Abstract

Stress relaxation dynamics in a series of star/linear 1,4-polybutadiene blends with fixed star-arm molecular weight Ma, variable linear polymer molecular weight ML, and variable star polymer volume fraction φs are investigated. Storage and loss moduli, G‘(ω) and G‘ ‘(ω), obtained from small amplitude oscillatory shear experiments are compared with predictions of a parameter-free molecular theory for star/linear blend dynamics. For star/linear blends with moderate star polymer concentrations φs ≈ 0.28, theoretical G‘(ω) and G‘ ‘(ω) are found to be in good to excellent accord with experimental results over the entire range of frequencies and ML values studied. The quality of the predictions worsen as star polymer concentration is varied in either direction (i.e., higher or lower).
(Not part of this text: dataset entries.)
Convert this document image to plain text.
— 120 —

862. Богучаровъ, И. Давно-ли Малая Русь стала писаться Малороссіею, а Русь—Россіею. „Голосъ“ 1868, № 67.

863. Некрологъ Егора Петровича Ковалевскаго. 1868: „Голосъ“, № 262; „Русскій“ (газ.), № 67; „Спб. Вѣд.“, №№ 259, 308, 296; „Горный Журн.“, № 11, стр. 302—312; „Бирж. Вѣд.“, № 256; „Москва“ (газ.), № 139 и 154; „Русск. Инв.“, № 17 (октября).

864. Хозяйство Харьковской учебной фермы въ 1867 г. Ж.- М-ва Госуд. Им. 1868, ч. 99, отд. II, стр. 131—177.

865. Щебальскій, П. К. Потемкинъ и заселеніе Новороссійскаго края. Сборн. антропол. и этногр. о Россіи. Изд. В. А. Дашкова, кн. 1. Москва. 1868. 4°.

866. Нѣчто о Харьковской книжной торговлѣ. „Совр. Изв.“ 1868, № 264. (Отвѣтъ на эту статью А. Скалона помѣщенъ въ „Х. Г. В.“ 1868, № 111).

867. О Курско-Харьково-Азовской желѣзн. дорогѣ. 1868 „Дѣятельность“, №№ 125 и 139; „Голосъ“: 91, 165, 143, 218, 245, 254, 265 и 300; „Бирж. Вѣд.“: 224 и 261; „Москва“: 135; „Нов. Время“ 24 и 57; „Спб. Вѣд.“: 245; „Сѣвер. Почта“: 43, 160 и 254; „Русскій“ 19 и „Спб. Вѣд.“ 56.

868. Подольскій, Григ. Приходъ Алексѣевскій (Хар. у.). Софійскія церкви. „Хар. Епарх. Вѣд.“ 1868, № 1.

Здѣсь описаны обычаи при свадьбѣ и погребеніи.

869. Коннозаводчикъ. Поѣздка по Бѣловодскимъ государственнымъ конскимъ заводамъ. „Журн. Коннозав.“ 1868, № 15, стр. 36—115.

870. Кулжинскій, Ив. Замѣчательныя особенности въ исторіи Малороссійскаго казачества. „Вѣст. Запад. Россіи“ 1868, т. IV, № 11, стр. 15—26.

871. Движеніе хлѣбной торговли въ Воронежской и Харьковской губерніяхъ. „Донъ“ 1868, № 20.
At low φs, the greatest discrepancies between theory and experiment are observed at oscillation frequencies ω ≤ ωd, where ωd-1 ∼ ML3.4±0.25 is approximately the terminal time of linear polymer molecules in the blends. A theoretical analysis based on the idea that constraint release progresses by Rouse motion in a narrow exploring tube confined in a larger super tube yields a theory with better predictive properties for blends with low star polymer concentration. A new criterion is proposed for determining whether relaxation in star/linear polymer blends goes to completion after constraint release.